How do we fix it? Careful, slow, reading, word, by word, out loud. Last week I wrote a post...Weeding your MS, and the week earlier The Process of Editing, and I believe you don't quit until you can do a complete read without an error. You owe it to yourself to have a perfect product. Your mind will play games. The question is, will you let it win?
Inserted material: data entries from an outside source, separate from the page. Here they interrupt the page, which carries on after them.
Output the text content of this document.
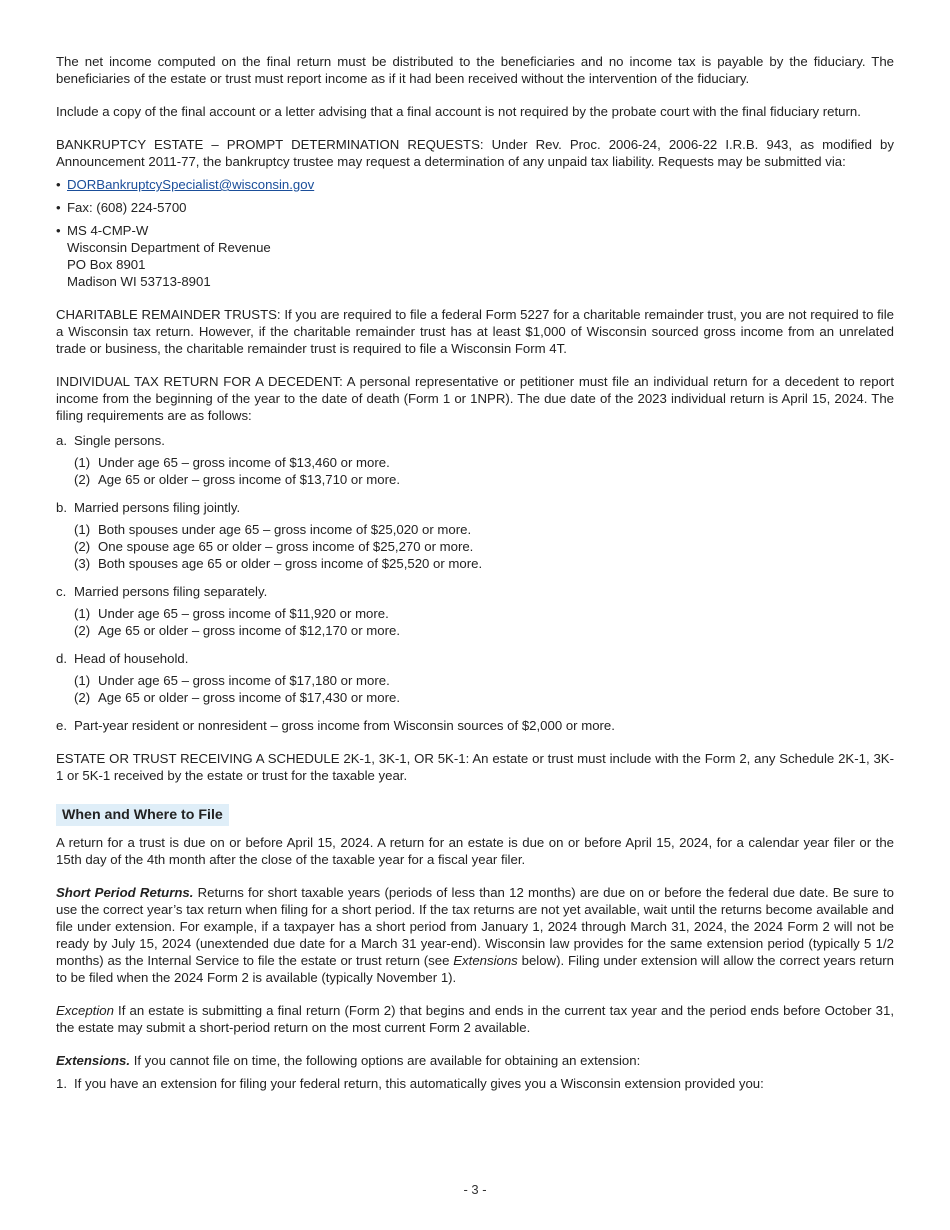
The net income computed on the final return must be distributed to the beneficiaries and no income tax is payable by the fiduciary. The beneficiaries of the estate or trust must report income as if it had been received without the intervention of the fiduciary.

Include a copy of the final account or a letter advising that a final account is not required by the probate court with the final fiduciary return.

BANKRUPTCY ESTATE – PROMPT DETERMINATION REQUESTS: Under Rev. Proc. 2006-24, 2006-22 I.R.B. 943, as modified by Announcement 2011-77, the bankruptcy trustee may request a determination of any unpaid tax liability. Requests may be submitted via:

• DORBankruptcySpecialist@wisconsin.gov
• Fax: (608) 224-5700
• MS 4-CMP-W
Wisconsin Department of Revenue
PO Box 8901
Madison WI 53713-8901

CHARITABLE REMAINDER TRUSTS: If you are required to file a federal Form 5227 for a charitable remainder trust, you are not required to file a Wisconsin tax return. However, if the charitable remainder trust has at least $1,000 of Wisconsin sourced gross income from an unrelated trade or business, the charitable remainder trust is required to file a Wisconsin Form 4T.

INDIVIDUAL TAX RETURN FOR A DECEDENT: A personal representative or petitioner must file an individual return for a decedent to report income from the beginning of the year to the date of death (Form 1 or 1NPR). The due date of the 2023 individual return is April 15, 2024. The filing requirements are as follows:

a. Single persons.
(1) Under age 65 – gross income of $13,460 or more.
(2) Age 65 or older – gross income of $13,710 or more.
b. Married persons filing jointly.
(1) Both spouses under age 65 – gross income of $25,020 or more.
(2) One spouse age 65 or older – gross income of $25,270 or more.
(3) Both spouses age 65 or older – gross income of $25,520 or more.
c. Married persons filing separately.
(1) Under age 65 – gross income of $11,920 or more.
(2) Age 65 or older – gross income of $12,170 or more.
d. Head of household.
(1) Under age 65 – gross income of $17,180 or more.
(2) Age 65 or older – gross income of $17,430 or more.
e. Part-year resident or nonresident – gross income from Wisconsin sources of $2,000 or more.

ESTATE OR TRUST RECEIVING A SCHEDULE 2K-1, 3K-1, OR 5K-1: An estate or trust must include with the Form 2, any Schedule 2K-1, 3K-1 or 5K-1 received by the estate or trust for the taxable year.

When and Where to File

A return for a trust is due on or before April 15, 2024. A return for an estate is due on or before April 15, 2024, for a calendar year filer or the 15th day of the 4th month after the close of the taxable year for a fiscal year filer.

Short Period Returns. Returns for short taxable years (periods of less than 12 months) are due on or before the federal due date. Be sure to use the correct year’s tax return when filing for a short period. If the tax returns are not yet available, wait until the returns become available and file under extension. For example, if a taxpayer has a short period from January 1, 2024 through March 31, 2024, the 2024 Form 2 will not be ready by July 15, 2024 (unextended due date for a March 31 year-end). Wisconsin law provides for the same extension period (typically 5 1/2 months) as the Internal Service to file the estate or trust return (see Extensions below). Filing under extension will allow the correct years return to be filed when the 2024 Form 2 is available (typically November 1).

Exception If an estate is submitting a final return (Form 2) that begins and ends in the current tax year and the period ends before October 31, the estate may submit a short-period return on the most current Form 2 available.

Extensions. If you cannot file on time, the following options are available for obtaining an extension:

1. If you have an extension for filing your federal return, this automatically gives you a Wisconsin extension provided you:
- 3 -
Could you read the words above? Are you willing to take the perfection challenge?  

Happy Veterans Day!

Enjoy the Journey!

XOX Karlene

10 comments:

  1. I Could read the above. I used to work in advertising...and ALWAYS had someone proof my work. Even in a simple headline, I would miss a misspelling. I've learned to not read while editing, but just look at each sentence. Laborious, but it works the best for me.

    ReplyDelete
  2. Love that, Karlene, and I could read every word of that paragraph. Shocking!

    ReplyDelete
  3. Our brain sees what it expects, so true. We are trained in so many ways, reading included. It scared me how easily I could read this. This is a lesson for all of us. Thank you so much!

    ReplyDelete
  4. Em, I do believe that is the key... looking at the words, not reading the work. The final edit. Yes.. laborious is the word I'd use too. Thanks for the comment.

    ReplyDelete
  5. I could read it too. Amazing. So... think of all those that slip in during the heat of passion, action, and thrill in our books. Of course we'd miss them.

    ReplyDelete
  6. Heather it is scary. I too read it easily. Our minds see what we expect. When I read this I thought what a great lesson.

    ReplyDelete
  7. So true! It seems it doesn't matter how many eyes are on the manuscript, an error sneaks through. Now I know why!

    ReplyDelete
  8. Can't see the forest for the trees. I'm seriously considering hiring a copy editor to clean my MS up because I can't see the errors anymore. And I've read this sucker up one side and down the other. Next step, let my auto reader read it. It's my last hope.

    ReplyDelete
  9. Wow. I could read this too. But it's true everything you said. Things get by us and we miss things no matter how many times we go through it. An editor must have x-ray vision to be able to find errors that you could not. I find things easier, though, if I print it out. But I can't print out a whole mss any more. So, I'm just trying to do it best I can.

    ReplyDelete
  10. Our minds see what we expect. When I read this I thought what a great lesson.